Former Monsanto CEO files for protective order in Roundup case
Former Monsanto Co. Chairman and CEO Hugh Grant is appealing a judge’s order that would allow lawyers for a cancer patient to question him on the stand in a trial scheduled to start next month in Kansas City.
Lawyers for the former Monsanto executive filed a flurry of documents with the Missouri Court of Appeals Western District on Friday seeking to quash a subpoena compelling Grant to testify in person in the case of Allan Shelton v Monsanto.
The trial of the civil suit is set to begin May 2 in Kansas City, Missouri.
Shelton suffers from non-Hodgkin lymphoma (NHL) and is one of more than 100,000 people around the United States who have alleged in lawsuits that exposure to Monsanto’s Roundup weed killer, and other company herbicide brands made with a chemical called glyphosate, caused them to develop NHL.
Shelton’s lawyers have argued that he was an active participant and decision maker in the company’s Roundup business and should be made to testify at the trial, but Grant’s lawyers argue that Jackson County Circuit Court Judge Charles McKenzie’s approval of a subpoena for Grant to testify at trial was “in excess” of the judge’s authority and “an abuse of discretion.”
Grant’s lawyers want the appeals court to issue a “writ of prohibition” and order the judge to take no further action other than to grant a protective order for Grant in the case.
Grant claims in the filings that the effort to put him on the stand in front of a jury is “wholly unnecessary and serves only to harass and burden” him. He notes in the filings that he left Monsanto in 2018 (when the company was sold to the Germany company Bayer AG), and that he already has given a “comprehensive videotaped deposition” in the nationwide Roundup litigation that can be presented at this trial.
Grant’s testimony “would be of little value” because he is not a toxicologist, an epidemiologist, or a regulatory expert and “did not work in the areas of toxicology or epidemiology while employed by Monsanto,” the court filings state. Grant does not have “any expertise in the studies and tests that have been done related to Roundup® generally, including those related to Roundup safety,” his lawyers argue.
“Mr. Grant’s testimony would add nothing to the core issues involved in this case,” his lawyers state in one of the filings.
Grant’s attorneys also argue that if Grant is obligated to appear in person at the Kansas City trial it would set a precedent that would become “beyond burdensome and oppressive,” and would potentially ‘“open the floodgates to similar trial subpoenas in dozens of cases.”
The Shelton case is one of 14 similar cases currently set for trial in Missouri, according to Grant’s lawyers.
His lawyers note that Grant was deposed for five hours in Feb. 4, 2019, and say that he had “only general and high-level knowledge of the issues central to this litigation.”
For Grant, “there will be significant burden, expense, annoyance, and oppression” if he is “compelled to appear for trial,” his lawyers state in their appeal to the court.
U.S. Roundup litigation began in 2015 after the International Agency for Research on Cancer classified glyphosate as a probable human carcinogen.
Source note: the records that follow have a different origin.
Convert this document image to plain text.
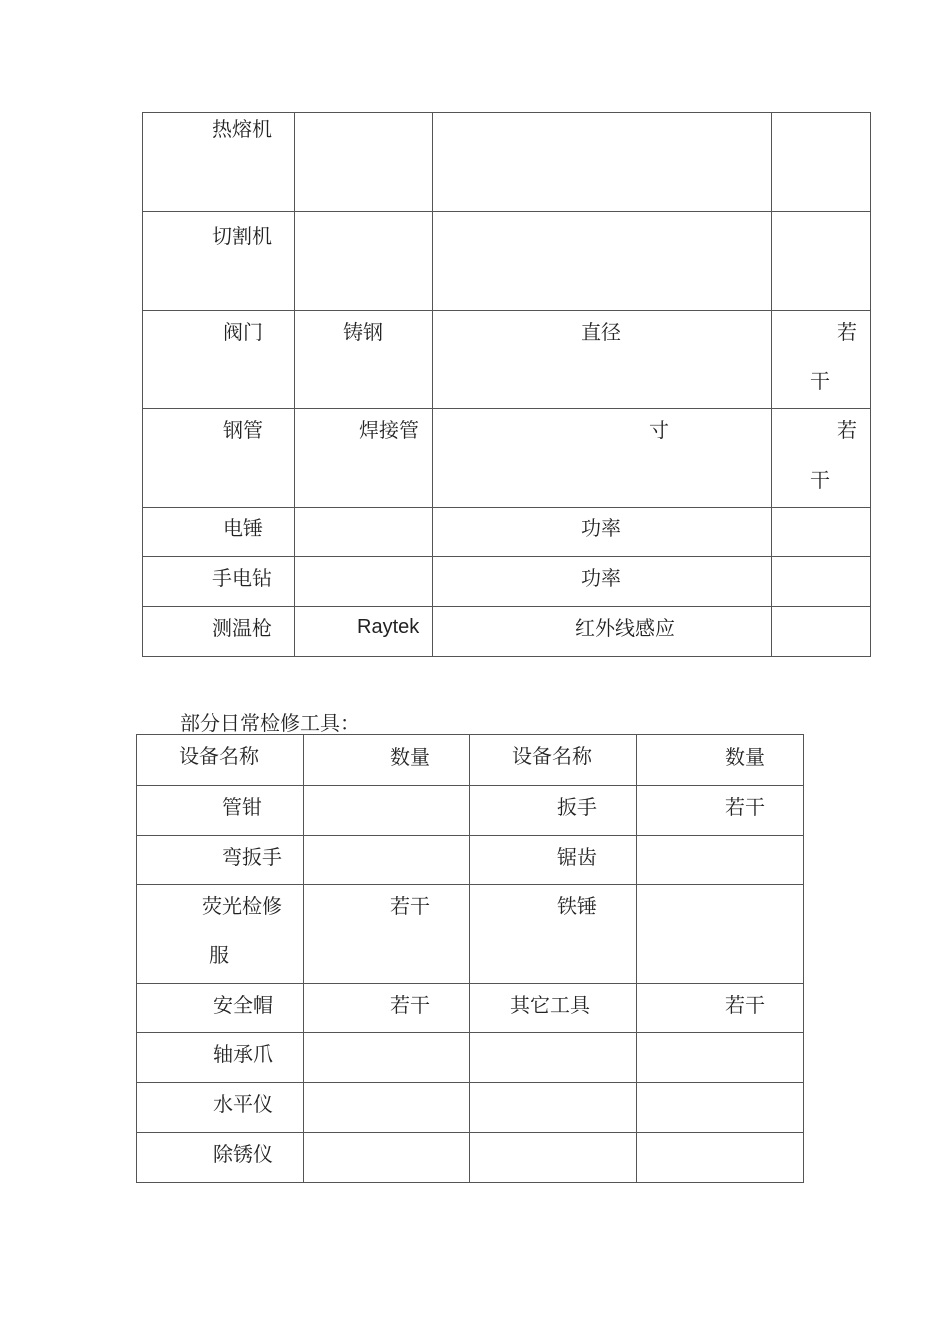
热熔机			

切割机			

阀门	铸钢	直径	若
干

钢管	焊接管	寸	若
干

电锤		功率	

手电钻		功率	

测温枪	Raytek	红外线感应	

部分日常检修工具：
设备名称	数量	设备名称	数量

管钳		扳手	若干

弯扳手		锯齿	

荧光检修
服	若干	铁锤	

安全帽	若干	其它工具	若干

轴承爪			

水平仪			

除锈仪			
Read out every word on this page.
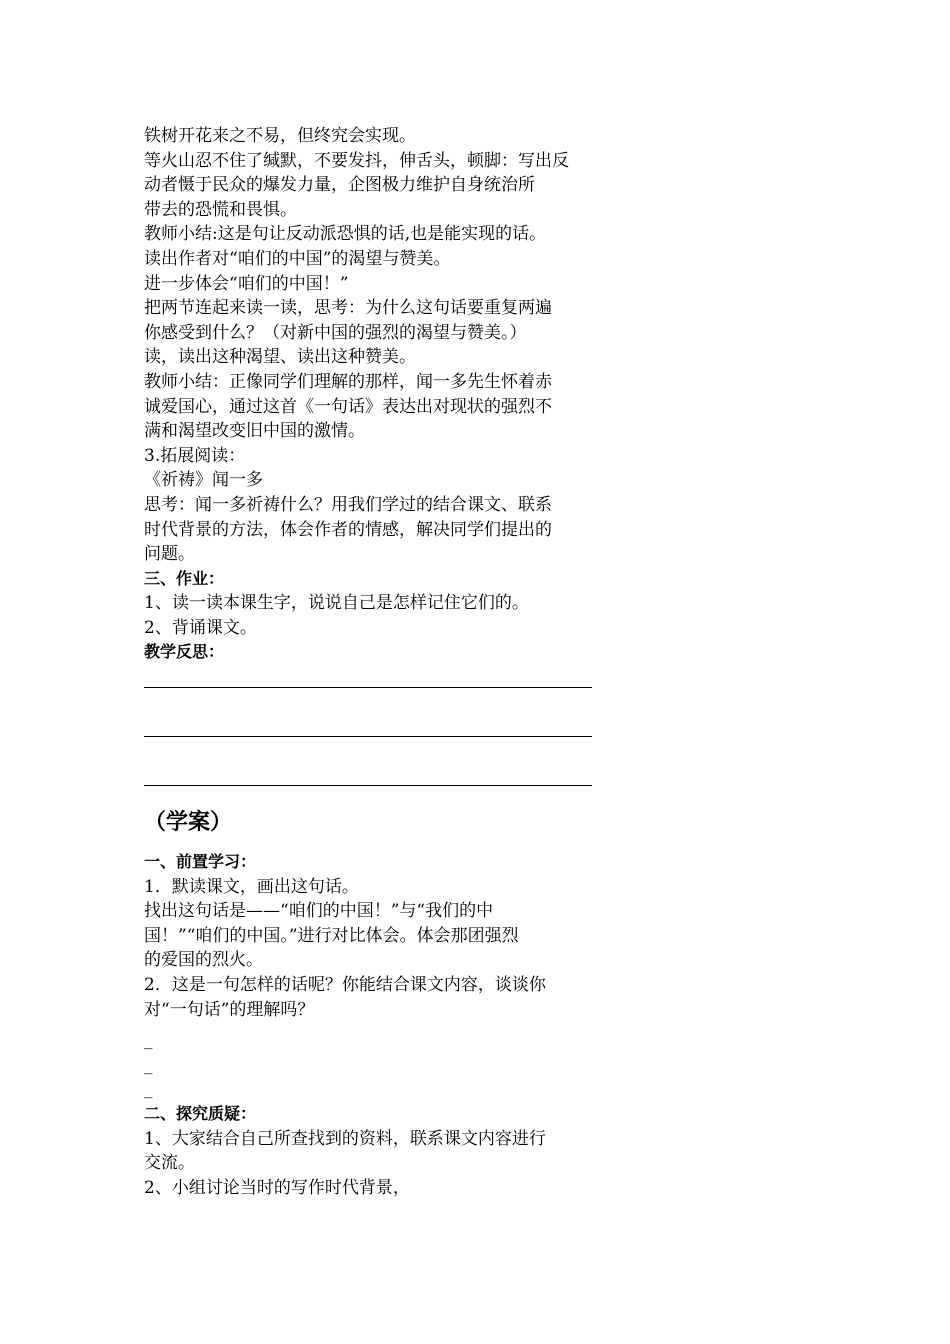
铁树开花来之不易，但终究会实现。
等火山忍不住了缄默，不要发抖，伸舌头，顿脚：写出反
动者慑于民众的爆发力量，企图极力维护自身统治所
带去的恐慌和畏惧。
教师小结:这是句让反动派恐惧的话,也是能实现的话。
读出作者对“咱们的中国”的渴望与赞美。
进一步体会“咱们的中国！”
把两节连起来读一读，思考：为什么这句话要重复两遍
你感受到什么？（对新中国的强烈的渴望与赞美。）
读，读出这种渴望、读出这种赞美。
教师小结：正像同学们理解的那样，闻一多先生怀着赤
诚爱国心，通过这首《一句话》表达出对现状的强烈不
满和渴望改变旧中国的激情。
3.拓展阅读：
《祈祷》闻一多
思考：闻一多祈祷什么？用我们学过的结合课文、联系
时代背景的方法，体会作者的情感，解决同学们提出的
问题。
三、作业：
1、读一读本课生字，说说自己是怎样记住它们的。
2、背诵课文。
教学反思：
（学案）
一、前置学习：
1．默读课文，画出这句话。
找出这句话是——“咱们的中国！”与“我们的中
国！”“咱们的中国。”进行对比体会。体会那团强烈
的爱国的烈火。
2．这是一句怎样的话呢？你能结合课文内容，谈谈你
对“一句话”的理解吗？
_
_
_
二、探究质疑：
1、大家结合自己所查找到的资料，联系课文内容进行
交流。
2、小组讨论当时的写作时代背景，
Internal Monsanto documents dating back decades show that the company was aware of scientific research linking its weed killer to cancer but instead of warning consumers, the company worked to suppress the information and manipulate scientific literature.
Bayer, which bought Monsanto just as the first Roundup cancer trial was getting underway in 2018, has said it will remove Roundup and other glyphosate products from the U.S. consumer market in 2023 as a means to try to limit future lawsuits. Additionally, Bayer is working to settle all outstanding litigation and has agreed to pay out more than $11 billion in that effort.
The company maintains, however, that glyphosate products are safe and do not cause cancer.